Fatuma Ahmed ist eine von Asters Patientinnen. Sie ist 29 Jahre alt und hat bereits sechs Kinder zur Welt gebracht. "Meine ersten vier Kinder sind im Abstand von jeweils einem Jahr gekommen. Ich hatte keine Ahnung von Verhütung und davon, wie man Kinder- und Müttersterblichkeit reduziert", erklärt Fatuma. Es war eine Frage der Zeit, wann es bei der nächsten Geburt zu Komplikationen und möglicherweise zum Tod des Kindes oder gar der Mutter kommen würde. Deshalb hat Fatuma dankbar angenommen, als die Behörden sie für den ganzheitlichen Gesundheits- und Hygieneansatz gewinnen wollten. Inzwischen hat sich ihre Lebensweise drastisch verändert.

"Früher haben wir mit unseren Tieren, den Ziegen und Hühnern, in einem Haus gelebt", erklärt Fatuma. "Die Küche war ebenfalls im Haus, und es gab keine Toilette. Inzwischen haben wir getrennte Bereiche für Menschen und Tiere, die Küche ist separat, und es gibt eine richtige Toilette.

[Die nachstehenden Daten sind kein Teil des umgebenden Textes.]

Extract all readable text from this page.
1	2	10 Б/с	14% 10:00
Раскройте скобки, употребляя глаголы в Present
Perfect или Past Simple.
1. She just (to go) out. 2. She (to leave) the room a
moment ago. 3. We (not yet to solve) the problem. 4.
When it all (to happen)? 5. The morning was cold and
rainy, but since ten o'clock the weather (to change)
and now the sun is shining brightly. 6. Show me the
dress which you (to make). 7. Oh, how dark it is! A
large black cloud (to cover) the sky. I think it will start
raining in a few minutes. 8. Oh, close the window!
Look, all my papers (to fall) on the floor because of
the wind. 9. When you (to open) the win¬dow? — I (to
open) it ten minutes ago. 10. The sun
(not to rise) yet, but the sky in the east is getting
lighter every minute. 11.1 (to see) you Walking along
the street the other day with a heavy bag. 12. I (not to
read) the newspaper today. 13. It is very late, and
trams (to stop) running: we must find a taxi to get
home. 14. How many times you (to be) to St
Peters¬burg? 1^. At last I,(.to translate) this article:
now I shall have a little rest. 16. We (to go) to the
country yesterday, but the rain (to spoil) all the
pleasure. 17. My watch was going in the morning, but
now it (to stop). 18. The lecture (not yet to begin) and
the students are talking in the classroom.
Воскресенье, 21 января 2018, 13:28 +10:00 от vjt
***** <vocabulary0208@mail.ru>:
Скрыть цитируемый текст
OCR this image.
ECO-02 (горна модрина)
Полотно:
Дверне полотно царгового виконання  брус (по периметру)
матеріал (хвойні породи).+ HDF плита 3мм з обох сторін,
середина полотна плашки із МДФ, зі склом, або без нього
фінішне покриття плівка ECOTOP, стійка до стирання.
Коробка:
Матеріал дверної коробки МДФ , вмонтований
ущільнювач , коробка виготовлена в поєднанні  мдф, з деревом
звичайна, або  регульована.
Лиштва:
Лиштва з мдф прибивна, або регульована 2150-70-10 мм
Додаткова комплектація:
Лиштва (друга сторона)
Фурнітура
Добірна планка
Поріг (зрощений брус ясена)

Zudem benutzen wir Moskitonetze, um eine Malaria-Ansteckung zu verhindern."

Zuversichtlich trotz der großen Herausforderung

Äthiopische Kinder
Äthiopische Kinder sollen mit Mutter aufwachsen könnenBild: UNO

Fünf Jahre bleiben Äthiopien noch, um die Müttersterblichkeit von derzeit 670 auf 300 Frauen pro 100.000 Gebärende zu reduzieren. Eine gigantische Aufgabe für ein Land, das nach wie vor zu den ärmsten der Welt zählt.

Doch Tsigereda Kifle, die Leiterin des Gesundheitsamtes von Dire Dawa, ist zuversichtlich, dass das Ziel erreicht werden kann. "Die Zahl der Geburten, die von ausgebildeten Hebammen durchgeführt werden, liegt inzwischen bei 48 Prozent. Das stimmt mich optimistisch, dass wir das Millennium-Entwicklungsziel innerhalb der nächsten fünf Jahre erreichen werden", sagt er.